While RDT is another versatile tool used for diagnosis in malaria-endemic areas where microscopy is not feasible. However, the currently used histidine-rich protein-2 (HRP-2) as a diagnostic target has shown deletion in the Plasmodium falciparum parasite3 and longer persistence of HRP-2 in the blood after successful treatment affects the RDT performance.

Scientists suggest that the above limitations entail the necessity of developing AI-based microscopic approaches by formulating and using locally annotated databases of malaria parasite images.


Deep learning models such as fully connected neural networks, convolutional neural networks, convolutional encoder-decoder, U-Nets, and generative adversarial networks are primarily focused on three key areas: image segmentation, image enhancement, and particle tracking. All these have shown extraordinary performance and are widely applied in microscopic image analysis due to their high speed, accuracy, flexibility, and low cost.

World Health Organization (WHO) has recommended a regional malaria slide bank (national reference slide sets) but it is difficult for a majority of countries to develop their slide bank due to a lack of funding and limited access to positive blood samples.


US based Global Health Labs developed an AI-powered microscope which has already proven that it can detect malaria parasites effectively enough to meet WHO microscopy standards.

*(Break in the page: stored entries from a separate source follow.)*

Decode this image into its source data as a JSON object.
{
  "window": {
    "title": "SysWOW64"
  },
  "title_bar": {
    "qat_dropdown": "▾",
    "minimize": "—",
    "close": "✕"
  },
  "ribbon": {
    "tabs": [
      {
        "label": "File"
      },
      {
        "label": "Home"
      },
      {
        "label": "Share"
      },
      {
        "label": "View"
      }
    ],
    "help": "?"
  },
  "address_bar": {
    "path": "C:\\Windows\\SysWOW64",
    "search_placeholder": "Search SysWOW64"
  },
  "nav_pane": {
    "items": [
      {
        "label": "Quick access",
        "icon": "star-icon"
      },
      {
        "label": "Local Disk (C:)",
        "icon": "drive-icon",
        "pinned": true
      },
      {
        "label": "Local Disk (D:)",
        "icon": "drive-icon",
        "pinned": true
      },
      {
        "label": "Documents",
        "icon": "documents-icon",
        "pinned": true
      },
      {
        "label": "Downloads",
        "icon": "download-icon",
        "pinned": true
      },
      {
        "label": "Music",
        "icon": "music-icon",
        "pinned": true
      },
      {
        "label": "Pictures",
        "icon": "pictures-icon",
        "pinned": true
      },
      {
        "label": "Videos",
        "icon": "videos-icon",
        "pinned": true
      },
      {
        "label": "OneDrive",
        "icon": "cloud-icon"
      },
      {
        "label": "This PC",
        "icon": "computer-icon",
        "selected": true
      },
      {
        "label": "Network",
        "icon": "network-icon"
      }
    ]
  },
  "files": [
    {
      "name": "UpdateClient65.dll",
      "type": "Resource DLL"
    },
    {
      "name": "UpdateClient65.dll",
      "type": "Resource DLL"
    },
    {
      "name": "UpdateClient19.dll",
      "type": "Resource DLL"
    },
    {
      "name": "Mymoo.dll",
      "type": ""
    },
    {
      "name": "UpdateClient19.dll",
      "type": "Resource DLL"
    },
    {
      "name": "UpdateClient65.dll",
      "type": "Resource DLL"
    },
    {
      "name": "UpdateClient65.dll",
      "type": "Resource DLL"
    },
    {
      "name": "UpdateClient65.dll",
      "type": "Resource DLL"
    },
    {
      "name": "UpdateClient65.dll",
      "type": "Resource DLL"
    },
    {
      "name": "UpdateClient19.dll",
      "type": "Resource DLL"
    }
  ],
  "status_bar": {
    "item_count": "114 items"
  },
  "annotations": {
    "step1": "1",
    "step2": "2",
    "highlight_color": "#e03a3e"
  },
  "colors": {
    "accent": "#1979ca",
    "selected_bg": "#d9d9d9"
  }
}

Integrating AI-based approaches to develop a malaria slide bank would be helpful even in the post-elimination period.

NIMR Scientists further suggests that anti-malarial drug resistance monitoring uses highly reliable microscopy to determine how quickly malaria drugs have reduced the number of parasites in the blood. Machine learning could improve endemic area accuracy and consistency, allowing countries to implement monitoring more effectively.

The implementation of AI-based microscopy requires continuous surveillance and supervision to avoid gaps in AI-building blocks, infrastructure in rural India, and disruption in physician–patient relationships. Over the next decade, investments in artificial intelligence-based microscopy approaches will help to improve diagnostic sensitivity and accuracy, which is the prerequisite for malaria elimination.